I’m not all that much of a Type A overachiever. “No, you’re really quite Beta,” my training partner Tia would say (and frankly, I know some men who would tell you I’m downright submissive). As I looked around at whom I was racing with — a bunch of crazy, middle-aged executives with something to prove — I realized I had. a janky old bike, hand-me-down gear, and used wetsuit. The tri-geeks clutched their pearls and screamed, “Dear God, his bike frame is ALUMINUM!”
The truth is, this whole thing started with a good ol’ dose of stereotypically gay, body dysmorphia. I mean, I’ve always kept fit, but I wanted to be in “the best shape of my life.” And with that proclamation, Tia (a TV executive, big shocker) grabbed me by the hand and laid out a schedule for what would be the most exhausting year in existence.
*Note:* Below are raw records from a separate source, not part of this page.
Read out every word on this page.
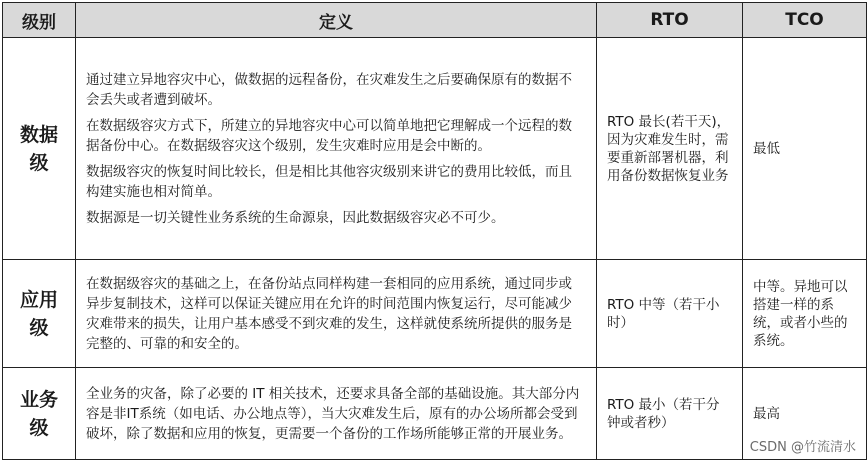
级别	定义	RTO	TCO

数据级	通过建立异地容灾中心，做数据的远程备份，在灾难发生之后要确保原有的数据不会丢失或者遭到破坏。

在数据级容灾方式下，所建立的异地容灾中心可以简单地把它理解成一个远程的数据备份中心。在数据级容灾这个级别，发生灾难时应用是会中断的。

数据级容灾的恢复时间比较长，但是相比其他容灾级别来讲它的费用比较低，而且构建实施也相对简单。

数据源是一切关键性业务系统的生命源泉，因此数据级容灾必不可少。	RTO 最长(若干天)，因为灾难发生时，需要重新部署机器，利用备份数据恢复业务	最低

应用级	在数据级容灾的基础之上，在备份站点同样构建一套相同的应用系统，通过同步或异步复制技术，这样可以保证关键应用在允许的时间范围内恢复运行，尽可能减少灾难带来的损失，让用户基本感受不到灾难的发生，这样就使系统所提供的服务是完整的、可靠的和安全的。	RTO 中等（若干小时）	中等。异地可以搭建一样的系统，或者小些的系统。

业务级	全业务的灾备，除了必要的 IT 相关技术，还要求具备全部的基础设施。其大部分内容是非IT系统（如电话、办公地点等），当大灾难发生后，原有的办公场所都会受到破坏，除了数据和应用的恢复，更需要一个备份的工作场所能够正常的开展业务。	RTO 最小（若干分钟或者秒）	最高
CSDN @竹流清水
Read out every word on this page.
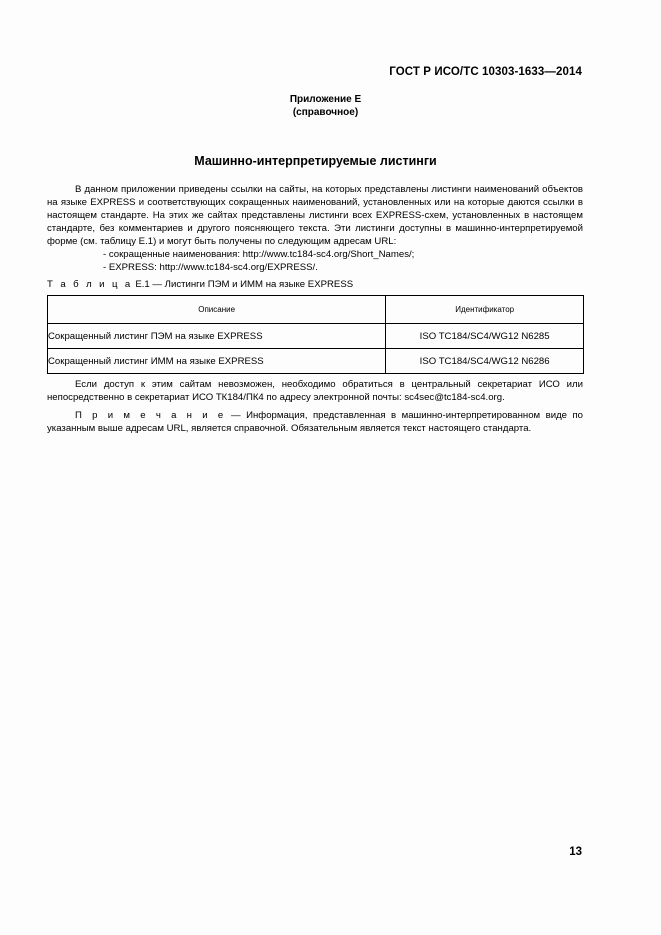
ГОСТ Р ИСО/ТС 10303-1633—2014
Приложение Е
(справочное)
Машинно-интерпретируемые листинги

В данном приложении приведены ссылки на сайты, на которых представлены листинги наименований объектов на языке EXPRESS и соответствующих сокращенных наименований, установленных или на которые даются ссылки в настоящем стандарте. На этих же сайтах представлены листинги всех EXPRESS-схем, установленных в настоящем стандарте, без комментариев и другого поясняющего текста. Эти листинги доступны в машинно-интерпретируемой форме (см. таблицу Е.1) и могут быть получены по следующим адресам URL:

- сокращенные наименования: http://www.tc184-sc4.org/Short_Names/;

- EXPRESS: http://www.tc184-sc4.org/EXPRESS/.

Т а б л и ц а Е.1 — Листинги ПЭМ и ИММ на языке EXPRESS
Описание	Идентификатор
Сокращенный листинг ПЭМ на языке EXPRESS	ISO TC184/SC4/WG12 N6285
Сокращенный листинг ИММ на языке EXPRESS	ISO TC184/SC4/WG12 N6286

Если доступ к этим сайтам невозможен, необходимо обратиться в центральный секретариат ИСО или непосредственно в секретариат ИСО ТК184/ПК4 по адресу электронной почты: sc4sec@tc184-sc4.org.

П р и м е ч а н и е — Информация, представленная в машинно-интерпретированном виде по указанным выше адресам URL, является справочной. Обязательным является текст настоящего стандарта.

13
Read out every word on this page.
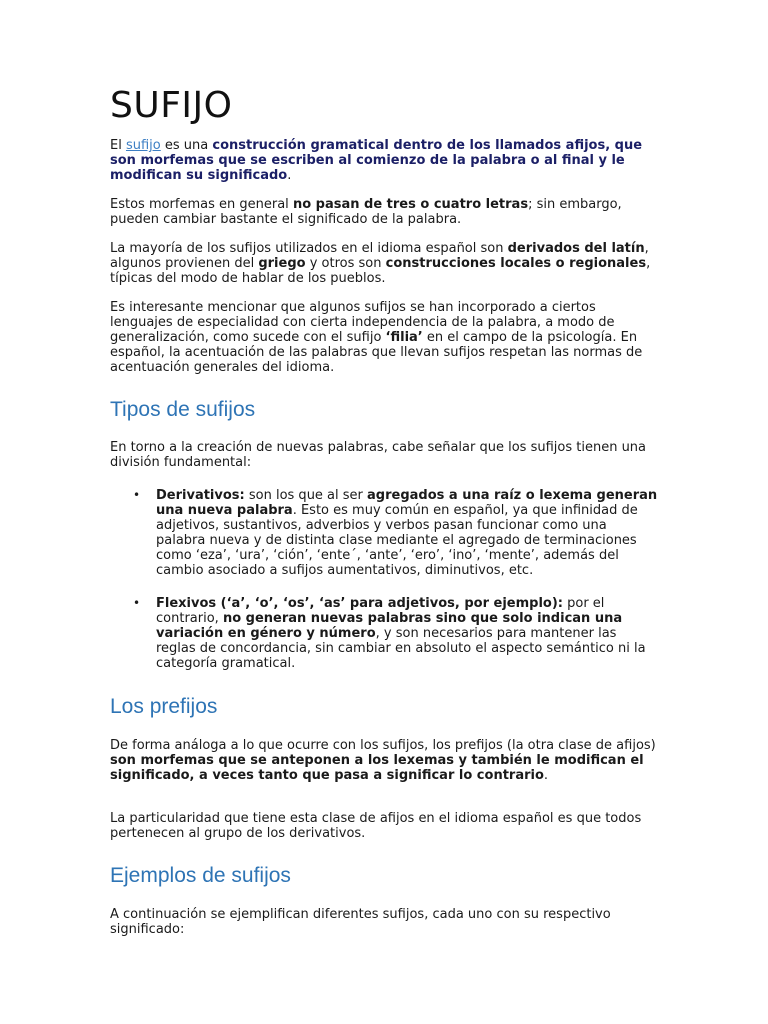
SUFIJO

El sufijo es una construcción gramatical dentro de los llamados afijos, que son morfemas que se escriben al comienzo de la palabra o al final y le modifican su significado.

Estos morfemas en general no pasan de tres o cuatro letras; sin embargo, pueden cambiar bastante el significado de la palabra.

La mayoría de los sufijos utilizados en el idioma español son derivados del latín, algunos provienen del griego y otros son construcciones locales o regionales, típicas del modo de hablar de los pueblos.

Es interesante mencionar que algunos sufijos se han incorporado a ciertos lenguajes de especialidad con cierta independencia de la palabra, a modo de generalización, como sucede con el sufijo ‘filia’ en el campo de la psicología. En español, la acentuación de las palabras que llevan sufijos respetan las normas de acentuación generales del idioma.

Tipos de sufijos

En torno a la creación de nuevas palabras, cabe señalar que los sufijos tienen una división fundamental:

• Derivativos: son los que al ser agregados a una raíz o lexema generan una nueva palabra. Esto es muy común en español, ya que infinidad de adjetivos, sustantivos, adverbios y verbos pasan funcionar como una palabra nueva y de distinta clase mediante el agregado de terminaciones como ‘eza’, ‘ura’, ‘ción’, ‘ente´, ‘ante’, ‘ero’, ‘ino’, ‘mente’, además del cambio asociado a sufijos aumentativos, diminutivos, etc.
• Flexivos (‘a’, ‘o’, ‘os’, ‘as’ para adjetivos, por ejemplo): por el contrario, no generan nuevas palabras sino que solo indican una variación en género y número, y son necesarios para mantener las reglas de concordancia, sin cambiar en absoluto el aspecto semántico ni la categoría gramatical.
Los prefijos

De forma análoga a lo que ocurre con los sufijos, los prefijos (la otra clase de afijos) son morfemas que se anteponen a los lexemas y también le modifican el significado, a veces tanto que pasa a significar lo contrario.

La particularidad que tiene esta clase de afijos en el idioma español es que todos pertenecen al grupo de los derivativos.

Ejemplos de sufijos

A continuación se ejemplifican diferentes sufijos, cada uno con su respectivo significado:
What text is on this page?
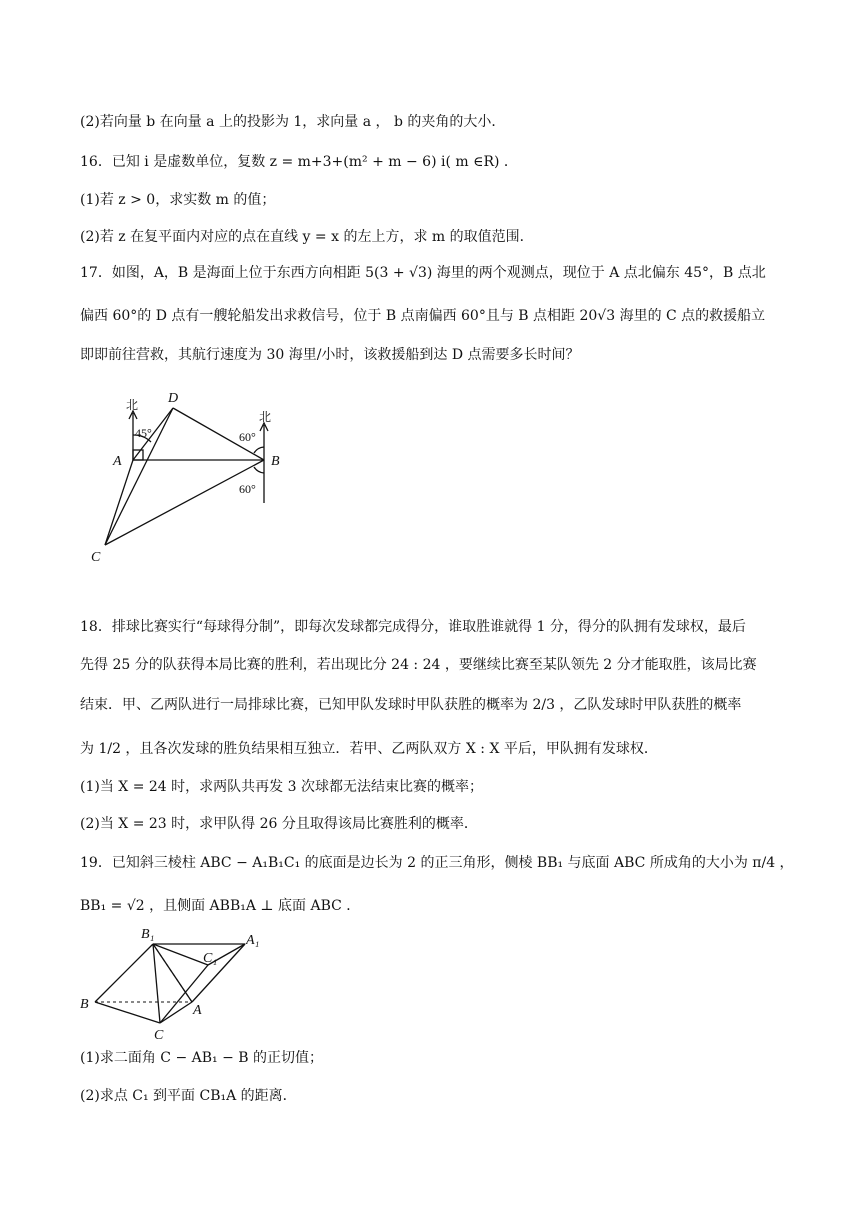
(2)若向量 b 在向量 a 上的投影为 1，求向量 a ， b 的夹角的大小．
16．已知 i 是虚数单位，复数 z = m+3+(m² + m − 6) i( m ∈R) ．
(1)若 z > 0，求实数 m 的值；
(2)若 z 在复平面内对应的点在直线 y = x 的左上方，求 m 的取值范围．
17．如图，A，B 是海面上位于东西方向相距 5(3 + √3) 海里的两个观测点，现位于 A 点北偏东 45°，B 点北
偏西 60°的 D 点有一艘轮船发出求救信号，位于 B 点南偏西 60°且与 B 点相距 20√3 海里的 C 点的救援船立
即即前往营救，其航行速度为 30 海里/小时，该救援船到达 D 点需要多长时间？
D
A	B
C
北
北
45°	60°
60°
18．排球比赛实行“每球得分制”，即每次发球都完成得分，谁取胜谁就得 1 分，得分的队拥有发球权，最后
先得 25 分的队获得本局比赛的胜利，若出现比分 24 : 24 ，要继续比赛至某队领先 2 分才能取胜，该局比赛
结束．甲、乙两队进行一局排球比赛，已知甲队发球时甲队获胜的概率为 2/3 ，乙队发球时甲队获胜的概率
为 1/2 ，且各次发球的胜负结果相互独立．若甲、乙两队双方 X : X 平后，甲队拥有发球权．
(1)当 X = 24 时，求两队共再发 3 次球都无法结束比赛的概率；
(2)当 X = 23 时，求甲队得 26 分且取得该局比赛胜利的概率．
19．已知斜三棱柱 ABC − A₁B₁C₁ 的底面是边长为 2 的正三角形，侧棱 BB₁ 与底面 ABC 所成角的大小为 π/4 ，
BB₁ = √2 ，且侧面 ABB₁A ⊥ 底面 ABC ．
B₁
C₁
A₁
B	A
C
(1)求二面角 C − AB₁ − B 的正切值；
(2)求点 C₁ 到平面 CB₁A 的距离．
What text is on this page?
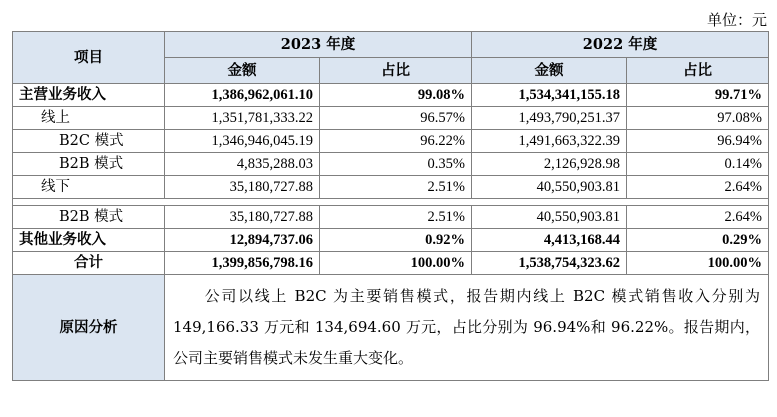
单位：元
项目	2023 年度		2022 年度	
	金额	占比	金额	占比
主营业务收入	1,386,962,061.10	99.08%	1,534,341,155.18	99.71%
线上	1,351,781,333.22	96.57%	1,493,790,251.37	97.08%
B2C 模式	1,346,946,045.19	96.22%	1,491,663,322.39	96.94%
B2B 模式	4,835,288.03	0.35%	2,126,928.98	0.14%
线下	35,180,727.88	2.51%	40,550,903.81	2.64%

B2B 模式	35,180,727.88	2.51%	40,550,903.81	2.64%
其他业务收入	12,894,737.06	0.92%	4,413,168.44	0.29%
合计	1,399,856,798.16	100.00%	1,538,754,323.62	100.00%
原因分析	公司以线上 B2C 为主要销售模式，报告期内线上 B2C 模式销售收入分别为 149,166.33 万元和 134,694.60 万元，占比分别为 96.94%和 96.22%。报告期内，公司主要销售模式未发生重大变化。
• Swim Tuesdays, Fridays, Sundays: Practice with West Hollywood Aquatics
• Bike Thursdays, Saturdays: Distance ride (LA Tri Club or Independent Group)
• Run Mondays, Wednesdays
• Brick (two or more exercises) Sunday (Swim, Run) Thursday (Bike, Run)
• Rest Resting the body is important for training I figured I’d always miss/skip a session at least once a week.
• Training races Malibu Triathlon, L.A. Marathon, Breathless Agony Bike Race (yes, it’s actually called that), Vineman Half Ironman. Ouch.
If was going to take this seriously, and actually put my mind to overachieving I was going to have to sacrifice something. So I gave up drinking. Cold Turkey. If only one beer affects how I wake up the next morning, and I have to wake up at 5 a.m. on a Saturday morning to bike a 100 miles, there’s just no room for alcohol. Thus, for the next year, I was that loser who, when my friends would call saying, “Let’s go get drinks,” I would say, “Sorry, I got to be up in the morning so… I’m just gonna watch Good Wife and go to bed early.”
And as my distances began to get longer and longer, my absences started to get more frequent. My friends would ask, “What are you doing Sunday?”
“Ooooh, I have swim practice, then I run on Sundays.”
“Bike day, can’t.”
Eventually people gave up and pronounced me dead to them. “Yeah, most of my friends know that when I’m training they won’t see me for like a year,” Tia informed me. “It’s just us now, dude.” Great.
And the occasional times that you did see me in public? I was like a fat kid eating cake. At numerous Hollywood parties where no one ate anything (naturally) the gays would stare as I hovered over the catering table, shoving my face like Cookie Monster, and talking with my mouth full at the same time.